The Brent spot price averaged $57 per barrel in July, down $5 a barrel from July, EIA said, with the price falling further into early August and settling at $48 per barrel Aug. 7.

WTI averaged $51 a barrel in July, down $9 from June, and Cushing, Oklahoma, crude oil inventories, while down by 5 million barrels from a record high of 62.2 million barrels April 17, remain some 40 million barrels higher than this time in 2014.

Inventories up

“Global oil inventories are growing at their highest rate in almost two decades, which should help keep oil prices low through the end of next year,” EIA Administrator Adam Sieminski said in a statement.

“High global oil inventories, along with weaker fuel demand in industrialized countries and the possibility of more Iranian oil in the world market, are expected to push the annual average price for Brent crude oil below $60 a barrel this year and in early 2016,” he said.

EIA said global liquids inventories continue to grow, putting “significant downward pressure on prices,” rising by an estimated 2.3 million barrels per day January through July, compared with an average increase of 600,000 bpd over the same period in 2014.

EIA said it is projecting inventory builds to moderate over the coming months, but to remain high compared with previous years.

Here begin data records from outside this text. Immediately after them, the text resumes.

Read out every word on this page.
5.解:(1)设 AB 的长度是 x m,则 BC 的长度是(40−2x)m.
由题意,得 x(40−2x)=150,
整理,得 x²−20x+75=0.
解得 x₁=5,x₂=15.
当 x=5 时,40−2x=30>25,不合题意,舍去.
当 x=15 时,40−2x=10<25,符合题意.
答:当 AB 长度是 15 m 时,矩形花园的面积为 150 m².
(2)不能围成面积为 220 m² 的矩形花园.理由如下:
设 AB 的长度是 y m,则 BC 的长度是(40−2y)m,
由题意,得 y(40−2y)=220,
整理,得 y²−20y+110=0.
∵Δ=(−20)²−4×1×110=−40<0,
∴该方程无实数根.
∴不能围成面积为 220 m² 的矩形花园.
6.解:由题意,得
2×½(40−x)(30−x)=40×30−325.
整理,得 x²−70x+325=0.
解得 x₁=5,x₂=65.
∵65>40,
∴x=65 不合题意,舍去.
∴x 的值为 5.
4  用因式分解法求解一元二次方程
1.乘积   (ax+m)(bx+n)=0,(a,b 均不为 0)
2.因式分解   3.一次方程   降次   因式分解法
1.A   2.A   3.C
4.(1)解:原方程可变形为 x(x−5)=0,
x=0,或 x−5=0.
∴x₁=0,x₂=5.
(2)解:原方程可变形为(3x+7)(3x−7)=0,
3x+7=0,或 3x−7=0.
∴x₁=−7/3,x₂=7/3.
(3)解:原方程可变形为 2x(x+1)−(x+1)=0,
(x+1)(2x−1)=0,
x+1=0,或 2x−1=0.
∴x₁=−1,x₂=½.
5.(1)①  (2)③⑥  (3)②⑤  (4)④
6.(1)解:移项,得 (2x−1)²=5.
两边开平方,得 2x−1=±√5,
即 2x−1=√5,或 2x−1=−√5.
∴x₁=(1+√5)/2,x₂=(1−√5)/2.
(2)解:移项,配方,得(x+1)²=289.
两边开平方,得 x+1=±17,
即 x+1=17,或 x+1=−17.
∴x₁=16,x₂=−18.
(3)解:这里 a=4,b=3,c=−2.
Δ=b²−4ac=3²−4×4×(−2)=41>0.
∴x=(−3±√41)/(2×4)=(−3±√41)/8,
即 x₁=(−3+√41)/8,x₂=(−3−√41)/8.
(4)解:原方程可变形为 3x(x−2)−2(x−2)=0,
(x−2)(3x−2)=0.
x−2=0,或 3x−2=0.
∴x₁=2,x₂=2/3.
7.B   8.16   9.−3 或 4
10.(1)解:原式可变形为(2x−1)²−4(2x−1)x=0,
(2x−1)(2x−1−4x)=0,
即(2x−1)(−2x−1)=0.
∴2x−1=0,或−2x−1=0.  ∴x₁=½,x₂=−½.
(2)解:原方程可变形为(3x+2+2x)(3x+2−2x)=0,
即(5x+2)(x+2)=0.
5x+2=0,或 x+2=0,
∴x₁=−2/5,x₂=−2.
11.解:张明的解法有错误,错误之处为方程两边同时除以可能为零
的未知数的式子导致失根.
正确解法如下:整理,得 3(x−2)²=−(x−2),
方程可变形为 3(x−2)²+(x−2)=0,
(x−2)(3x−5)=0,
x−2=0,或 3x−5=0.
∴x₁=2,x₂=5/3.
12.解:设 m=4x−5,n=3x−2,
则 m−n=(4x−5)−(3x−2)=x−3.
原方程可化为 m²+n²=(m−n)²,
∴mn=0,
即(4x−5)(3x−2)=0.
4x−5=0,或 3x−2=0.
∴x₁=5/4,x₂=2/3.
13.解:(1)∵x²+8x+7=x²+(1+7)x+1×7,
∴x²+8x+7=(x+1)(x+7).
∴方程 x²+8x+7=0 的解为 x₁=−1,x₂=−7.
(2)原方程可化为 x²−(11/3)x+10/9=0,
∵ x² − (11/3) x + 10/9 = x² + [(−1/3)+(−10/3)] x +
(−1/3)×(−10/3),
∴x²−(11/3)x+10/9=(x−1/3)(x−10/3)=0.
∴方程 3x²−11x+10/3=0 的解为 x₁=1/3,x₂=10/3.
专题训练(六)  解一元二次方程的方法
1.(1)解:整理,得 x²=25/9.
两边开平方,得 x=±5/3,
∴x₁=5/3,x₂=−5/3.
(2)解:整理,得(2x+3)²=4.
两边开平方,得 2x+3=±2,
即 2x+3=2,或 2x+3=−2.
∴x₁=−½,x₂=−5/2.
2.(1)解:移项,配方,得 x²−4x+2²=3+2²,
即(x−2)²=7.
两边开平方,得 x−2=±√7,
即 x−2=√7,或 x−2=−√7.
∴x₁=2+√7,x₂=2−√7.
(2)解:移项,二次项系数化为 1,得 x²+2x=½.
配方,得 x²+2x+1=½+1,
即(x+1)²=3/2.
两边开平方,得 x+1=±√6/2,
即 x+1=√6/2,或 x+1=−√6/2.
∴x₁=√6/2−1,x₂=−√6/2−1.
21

Concern over the possibility of increased volumes of Iranian oil contributed to the recent price decline.

US production down

U.S. crude oil production averaged 8.7 million barrels per day last year, EIA said, and is expected to increase to 9.4 million bpd this year and then decrease to 9 million bpd in 2016. That forecast is some 100,000 bpd lower for this year and 400,000 bpd lower for 2016 than the July forecast.

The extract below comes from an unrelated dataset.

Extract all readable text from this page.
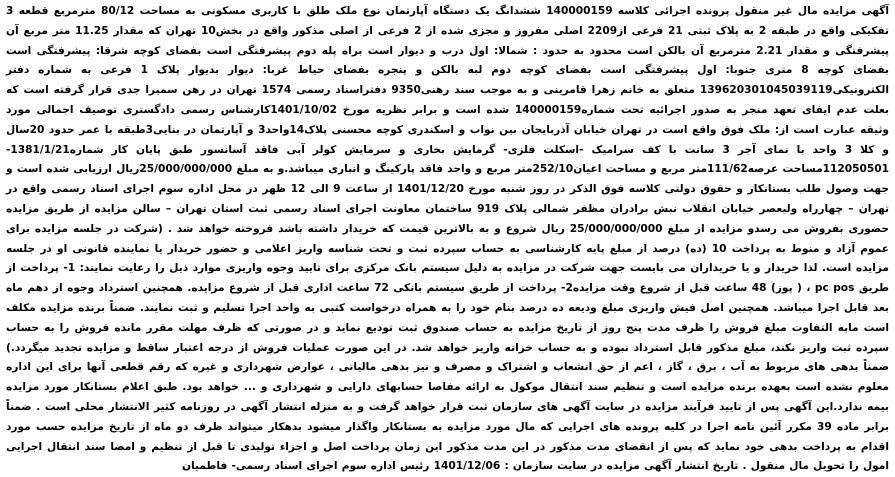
آگهی مزایده مال غیر منقول پرونده اجرائی کلاسه 140000159 ششدانگ یک دستگاه آپارتمان نوع ملک طلق با کاربری مسکونی به مساحت 80/12 مترمربع قطعه 3 تفکیکی واقع در طبقه 2 به پلاک ثبتی 21 فرعی از2209 اصلی مفروز و مجزی شده از 2 فرعی از اصلی مذکور واقع در بخش10 تهران که مقدار 11.25 متر مربع آن پیشرفتگی و مقدار 2.21 مترمربع آن بالکن است محدود به حدود : شمالا: اول درب و دیوار است براه پله دوم پیشرفتگی است بفضای کوچه شرقا: پیشرفتگی است بفضای کوچه 8 متری جنوبا: اول پیشرفتگی است بفضای کوچه دوم لبه بالکن و پنجره بفضای حیاط غربا: دیوار بدیوار پلاک 1 فرعی به شماره دفتر الکترونیکی139620301045039119 متعلق به خانم زهرا قامرینی و به موجب سند رهنی9350 دفتراسناد رسمی 1574 تهران در رهن سمیرا جدی قرار گرفته است که بعلت عدم ایفای تعهد منجر به صدور اجرائیه تحت شماره140000159 شده است و برابر نظریه مورخ 1401/10/02کارشناس رسمی دادگستری توصیف اجمالی مورد وثیقه عبارت است از: ملک فوق واقع است در تهران خیابان آذربایجان بین نواب و اسکندری کوچه محسنی پلاک14واحد3 و آپارتمان در بنایی3طبقه با عمر حدود 20سال و کلا 3 واحد با نمای آجر 3 سانت با کف سرامیک -اسکلت فلزی- گرمایش بخاری و سرمایش کولر آبی فاقد آسانسور طبق پایان کار شماره1381/1/21-112050501مساحت عرصه111/62متر مربع و مساحت اعیان252/10متر مربع و واحد فاقد پارکینگ و انباری میباشد.و به مبلغ 25/000/000/000ریال ارزیابی شده است و جهت وصول طلب بستانکار و حقوق دولتی کلاسه فوق الذکر در روز شنبه مورخ 1401/12/20 از ساعت 9 الی 12 ظهر در محل اداره سوم اجرای اسناد رسمی واقع در تهران – چهارراه ولیعصر خیابان انقلاب نبش برادران مظفر شمالی پلاک 919 ساختمان معاونت اجرای اسناد رسمی ثبت استان تهران – سالن مزایده از طریق مزایده حضوری بفروش می رسدو مزایده از مبلغ 25/000/000/000 ریال شروع و به بالاترین قیمت که خریدار داشته باشد فروخته خواهد شد . (شرکت در جلسه مزایده برای عموم آزاد و منوط به پرداخت 10 (ده) درصد از مبلغ پایه کارشناسی به حساب سپرده ثبت و تحت شناسه واریز اعلامی و حضور خریدار یا نماینده قانونی او در جلسه مزایده است. لذا خریدار و یا خریداران می بایست جهت شرکت در مزایده به دلیل سیستم بانک مرکزی برای تایید وجوه واریزی موارد ذیل را رعایت نمایند: 1- پرداخت از طریق pc pos ، ( پوز) 48 ساعت قبل از شروع وقت مزایده2- پرداخت از طریق سیستم بانکی 72 ساعت اداری قبل از شروع مزایده. همچنین استرداد وجوه از دهم ماه بعد قابل اجرا میباشد. همچنین اصل فیش واریزی مبلغ ودیعه ده درصد بنام خود را به همراه درخواست کتبی به واحد اجرا تسلیم و ثبت نمایند. ضمناً برنده مزایده مکلف است مابه التفاوت مبلغ فروش را ظرف مدت پنج روز از تاریخ مزایده به حساب صندوق ثبت تودیع نماید و در صورتی که ظرف مهلت مقرر مانده فروش را به حساب سپرده ثبت واریز نکند، مبلغ مذکور قابل استرداد نبوده و به حساب خزانه واریز خواهد شد. در این صورت عملیات فروش از درجه اعتبار ساقط و مزایده تجدید میگردد.) ضمناً بدهی های مربوط به آب ، برق ، گاز ، اعم از حق انشعاب و اشتراک و مصرف و نیز بدهی مالیاتی ، عوارض شهرداری و غیره که رقم قطعی آنها برای این اداره معلوم نشده است بعهده برنده مزایده است و تنظیم سند انتقال موکول به ارائه مفاصا حسابهای دارایی و شهرداری و ... خواهد بود. طبق اعلام بستانکار مورد مزایده بیمه ندارد.این آگهی پس از تایید فرآیند مزایده در سایت آگهی های سازمان ثبت قرار خواهد گرفت و به منزله انتشار آگهی در روزنامه کثیر الانتشار محلی است . ضمناً برابر ماده 39 مکرر آئین نامه اجرا در کلیه پرونده های اجرایی که مال مورد مزایده به بستانکار واگذار میشود بدهکار میتواند ظرف دو ماه از تاریخ مزایده حسب مورد اقدام به پرداخت بدهی خود نماید که پس از انقضای مدت مذکور در این مدت مذکور این زمان پرداخت اصل و اجزاء تولیدی تا قبل از تنظیم و امضا سند انتقال اجرایی امول را تحویل مال منقول . تاریخ انتشار آگهی مزایده در سایت سازمان : 1401/12/06 رئیس اداره سوم اجرای اسناد رسمی- فاطمیان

“While U.S. crude oil production this year is expected to be 100,000 barrels per day less than previously forecast, oil output is still on track to be the highest since 1972,” Sieminski said.

EIA said the decrease in the U.S. oil production forecast “reflects a lower oil price outlook that will reduce expected oil-directed rig counts and drilling and well-completion activities throughout the forecast period.”

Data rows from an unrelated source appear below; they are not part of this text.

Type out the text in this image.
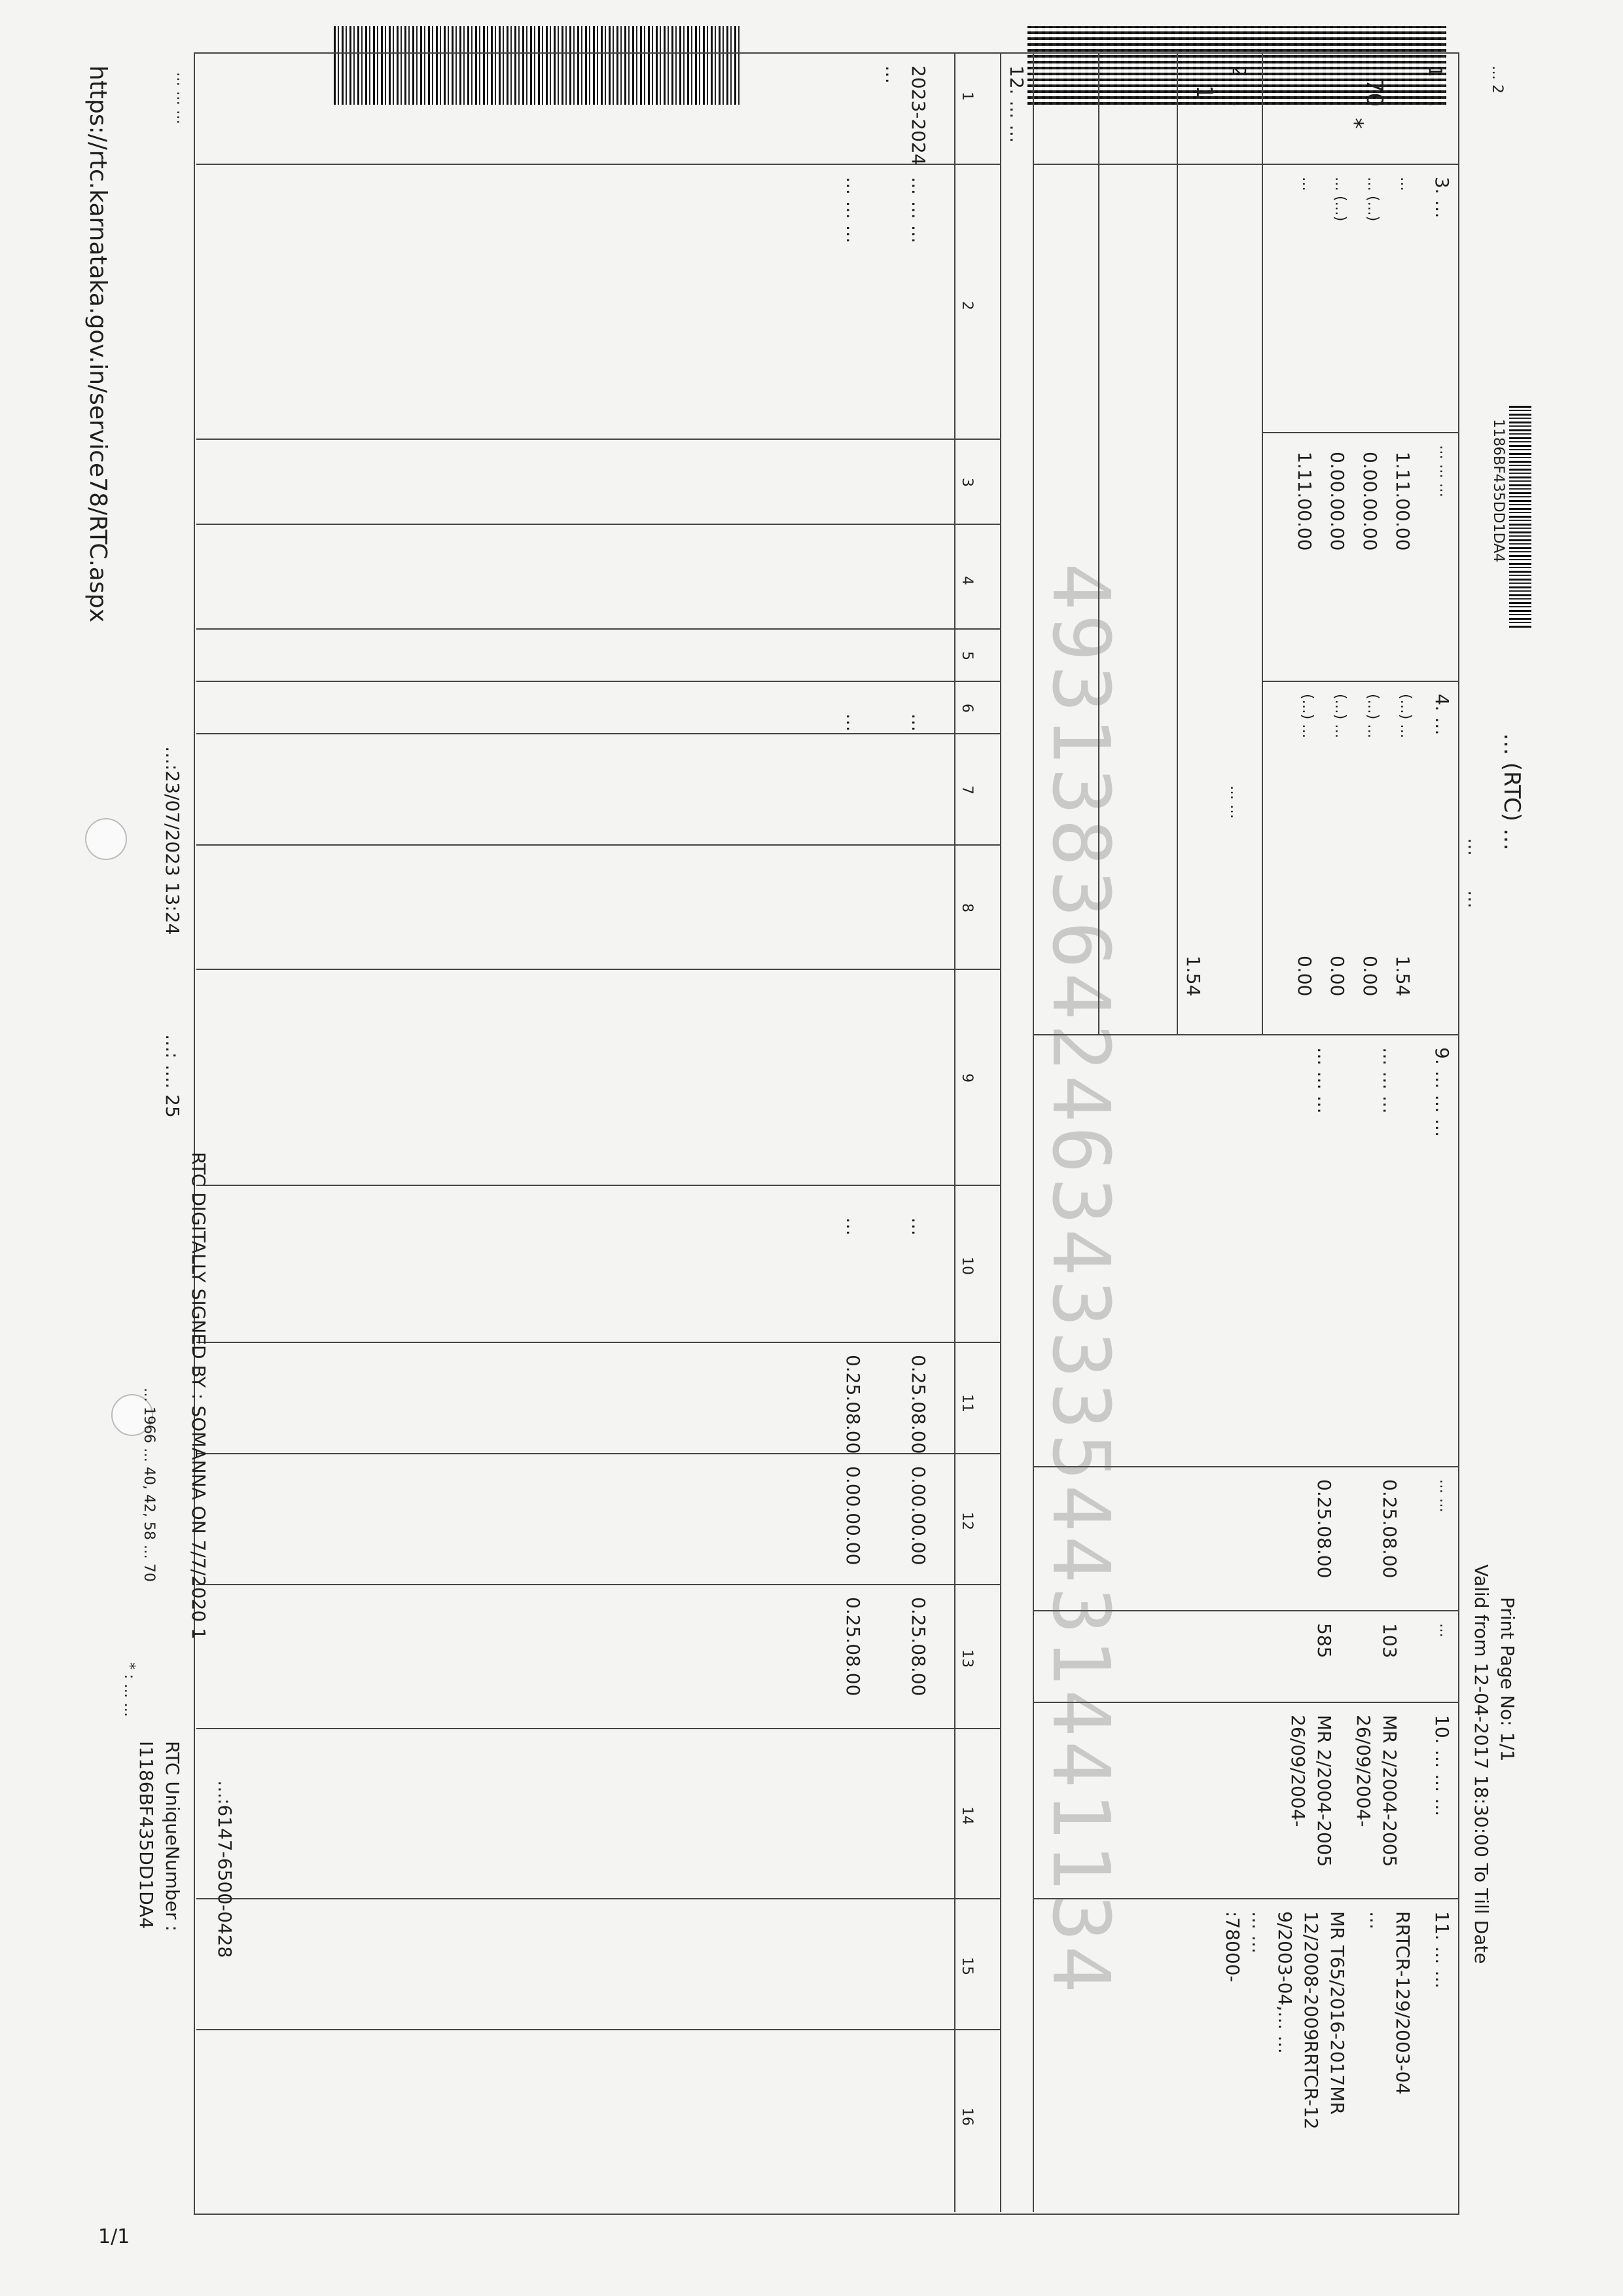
https://rtc.karnataka.gov.in/service78/RTC.aspx	1186BF435DD1DA4
… (RTC) …
Print Page No: 1/1
Valid from 12-04-2017 18:30:00 To Till Date
… 2
…
…
1. …
70
*
2. …
1
3. …
… … …
…
1.11.00.00
… (…)
0.00.00.00
… (…)
0.00.00.00
…
1.11.00.00
4. …
(…) …
1.54
(…) …
0.00
(…) …
0.00
(…) …
0.00
… …
1.54
9. … … …
… …
…
… … …
0.25.08.00
103
… … …
0.25.08.00
585
10. … … …
MR 2/2004-2005
26/09/2004-
MR 2/2004-2005
26/09/2004-
11. … …
RRTCR-129/2003-04
…
MR T65/2016-2017MR
12/2008-2009RRTCR-12
9/2003-04,… …
… …
:78000-
12. … …
1
2
3
4
5
6
7
8
9
10
11
12
13
14
15
16
2023-2024
…
… … …
…
…
0.25.08.00
0.00.00.00
0.25.08.00
… … …
…
…
0.25.08.00
0.00.00.00
0.25.08.00 4931383642463433354431441134
…:23/07/2023 13:24
…: …. 25
RTC DIGITALLY SIGNED BY : SOMANNA ON 7/7/2020 1
RTC UniqueNumber :
I1186BF435DD1DA4	…:6147-6500-0428
… 1966 … 40, 42, 58 … 70
… … …
* : … …
1/1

The agency said estimates indicate U.S. crude production peaked at 9.5 million bpd in May, was unchanged in April and began falling in May, dropping some 180,000 bpd from the April level, reflecting both temporary outages in the Gulf of Mexico and declines in onshore production beginning in April.

EIA said it expects U.S. crude oil production to continue to decline through the third quarter of 2016, with production forecast to average 8.8 million bpd. Production is forecast to begin rising in late 2016, returning to an average of 9.1 million bpd in the fourth quarter. Thirteen projects are scheduled to come online in the Gulf of Mexico in 2015 and 2016, pushing production from that area from an average of 1.4 million bpd in the fourth quarter of 2014 to more than 1.6 million in the same period in 2016.

Unattractive economic returns

Expected U.S. crude oil production declines from May this year to the third quarter of next year “are largely attributable to unattractive economic returns in some areas of both emerging and mature onshore oil production regions, as well as seasonal factors such as anticipated hurricane-related production disruptions in the Gulf of Mexico,” EIA said, with 2015 cash flow and capital reductions prompting “companies to defer or redirect investment away from marginal exploration and research drilling to focus on core areas of major tight oil plays.”

With reduced investment, the U.S. oil-directed rig count is the lowest in nearly five years, the agency said, and well completions are significantly behind levels from last year.

Oil prices, however, particularly in the second quarter of this year, “remained high enough to support continued development drilling in the core areas of the Bakken, Eagle Ford, Niobrara, and Permian basins, with July showing the first month-to-month increase in the oil-directed rig count since October 2014.”

With the recent drop in oil prices and the lowered outlook for oil prices onshore production declines are projected to be deeper and more prolonged, the agency said.